The spotlight of the market undoubtedly fell on Apple when it announced the highly anticipated iPhone 5s and 5c on Tuesday. As I covered in my last Instablog, Apple (AAPL) is still the technology company with the highest brand image and the best ability to charge premium prices for its products. However, since its legendary ex-CEO Steve Jobs passed away, Apple has been struggling to maintain its high growth rate and has lost some market share to Google (GOOG), Samsung (GM:SSNLF), Huawei, and other competitors over the past couple years. Some die-hard Apple fans have been saying that iPhone 5s and 5c are long-awaited new engines of super growth for Apple. While the 5s features the fastest processor, the best photographic capability in the history of iPhones and comes with a fancy fingerprint-scanner that unlocks the phone with a touch, in my opinion the extent of improvements over the previous generation is not unprecedented. As for the 5c, I don't think the price tag of $549 is low enough to significantly seize customers away from Samsung, HTC (OTC:HTCKF), Huawei, and other brands that have tons of phones with higher specifications than the 5c and are priced below $500.

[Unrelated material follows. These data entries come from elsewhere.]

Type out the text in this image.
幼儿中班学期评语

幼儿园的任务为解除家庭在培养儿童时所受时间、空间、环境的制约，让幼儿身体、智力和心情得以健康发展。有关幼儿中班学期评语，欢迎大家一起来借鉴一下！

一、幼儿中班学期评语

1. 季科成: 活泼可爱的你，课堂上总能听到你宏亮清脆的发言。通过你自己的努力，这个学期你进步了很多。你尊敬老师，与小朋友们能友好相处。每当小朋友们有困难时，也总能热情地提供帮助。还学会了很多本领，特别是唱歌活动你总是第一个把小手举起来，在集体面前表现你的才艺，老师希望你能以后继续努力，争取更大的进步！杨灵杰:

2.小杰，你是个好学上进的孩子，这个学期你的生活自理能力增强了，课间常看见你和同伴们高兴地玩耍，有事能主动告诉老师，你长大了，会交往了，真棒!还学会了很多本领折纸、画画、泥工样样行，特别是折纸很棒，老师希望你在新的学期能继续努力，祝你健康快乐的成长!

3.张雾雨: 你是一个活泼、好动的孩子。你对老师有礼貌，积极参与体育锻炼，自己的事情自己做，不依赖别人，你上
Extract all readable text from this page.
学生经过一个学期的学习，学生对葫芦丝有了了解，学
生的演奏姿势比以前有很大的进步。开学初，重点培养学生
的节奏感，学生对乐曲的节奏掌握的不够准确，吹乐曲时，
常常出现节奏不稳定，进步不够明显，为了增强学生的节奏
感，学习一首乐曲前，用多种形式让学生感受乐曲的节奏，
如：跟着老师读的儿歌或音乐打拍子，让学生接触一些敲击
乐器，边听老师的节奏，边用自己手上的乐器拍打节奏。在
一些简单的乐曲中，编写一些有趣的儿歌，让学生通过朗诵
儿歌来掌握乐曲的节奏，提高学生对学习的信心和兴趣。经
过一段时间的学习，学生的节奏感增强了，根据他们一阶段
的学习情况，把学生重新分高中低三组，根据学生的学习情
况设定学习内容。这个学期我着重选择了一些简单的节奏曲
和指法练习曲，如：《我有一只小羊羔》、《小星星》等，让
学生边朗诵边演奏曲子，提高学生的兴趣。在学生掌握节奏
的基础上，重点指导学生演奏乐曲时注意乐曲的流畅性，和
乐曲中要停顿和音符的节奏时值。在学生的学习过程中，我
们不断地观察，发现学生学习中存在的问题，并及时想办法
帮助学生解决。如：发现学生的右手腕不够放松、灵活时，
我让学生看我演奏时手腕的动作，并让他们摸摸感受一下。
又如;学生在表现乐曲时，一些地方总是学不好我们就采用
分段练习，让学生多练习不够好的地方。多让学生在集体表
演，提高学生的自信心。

Rather, I think Apple's new engines of super growth might come from two other sources - its just announced deal with NTT DoCoMo (DCM) and its potential deal with China Mobile (CHL). On the same day that Apple announced the new iPhones, it also announced that for the first time the new iPhones will be available on the DoCoMo network. Being the biggest mobile network carrier in Japan, NTT DoCoMo has over 60 million customers! In addition, rumor is that China Mobile, the biggest mobile network carrier in China, will also offer iPhones to its customers for the first time in history because Apple has made both the iPhone 5s and 5c to be compatible with the TD-LTE bands used by China Mobile. According to South China Morning Post, China Mobile currently has over 740 million total subscribers and 138 million subscribers on its 3G network.
So, how much potential revenue will land on Apple from its deals with NTT DoCoMo and China Mobile (if signed)? One way to tackle this question is to apply Apple's market share in the U.S.- a market of free competition that better represents Apple's natural share of a market-to the subscriber's base of the two big carriers. According to an AppleInsider report, Apple has 25% market share in the entire U.S. cell phone market. If we are looking at just smartphones (only 56% of phone users in the U.S. use smartphones as of May), Apple commands about 44% of the smartphone market in the U.S. Applying 44% to 60 million smartphone subscribers on the DoCoMo network (I assume almost all of DoCoMo phones are smartphones) and 138 million smartphone subscribers on the China Mobile network gives us 26.4 million new iPhone users from DoCoMo and 60.7 million new iPhone users from China Mobile. A total of 87.1 million potential new iPhone users!
Now in order to calculate revenue, I need to estimate the average selling prices of iPhones purchased by these new subscribers. Because Japan is a developed country and has a similar per capita income as the U.S., I'll assume a 50-50 spread between the iPhone 5s and 5c on the DoCoMo network, implying an average selling price of $599. Because China is a developing country, I'll assume that all new iPhone subscribers on China Mobile choose 5c, which has a price of $549. Of course, NTT DoCoMo and China Mobile may offer subsidies to subscribers signing up for multi-year contracts, but these subsidies will most likely be out of the carriers' own pockets. In the end, Apple will probably still get the full price for each phone it sells.
If the above estimates hold true, Apple will sock in $15.8 billion from NTT DoCoMo (26.4 million times $599) and $33.3 billion from China Mobile (60.7 million times $549). This is an almost 30% increase to Apple's current yearly revenue run rate, an increase that, in my opinion, is very significant to the valuation of its stock. From this point alone, I think Apple stock is a buy over the short-to-mid term (3-to-6 months) particularly if it does land the deal with China Mobile.
Over the long term, Apple still faces fierce challenges form Google's Android and Microsoft's (MSFT) Windows Mobile. One particularly dangerous development is the emergence of the platform and hardware independent SaaS solutions that I mentioned in my first article. Many people still stick with iPhone today because they love Apple's well-designed, proprietary software such as FaceTime. If a SaaS product that allows people to freely use Apple applications on Android and Windows phones becomes popular and widely adopted, Apple will probably lose quite a lot of customers to the Android and Windows camps. That would probably be a good time to press the sell button on Apple stock.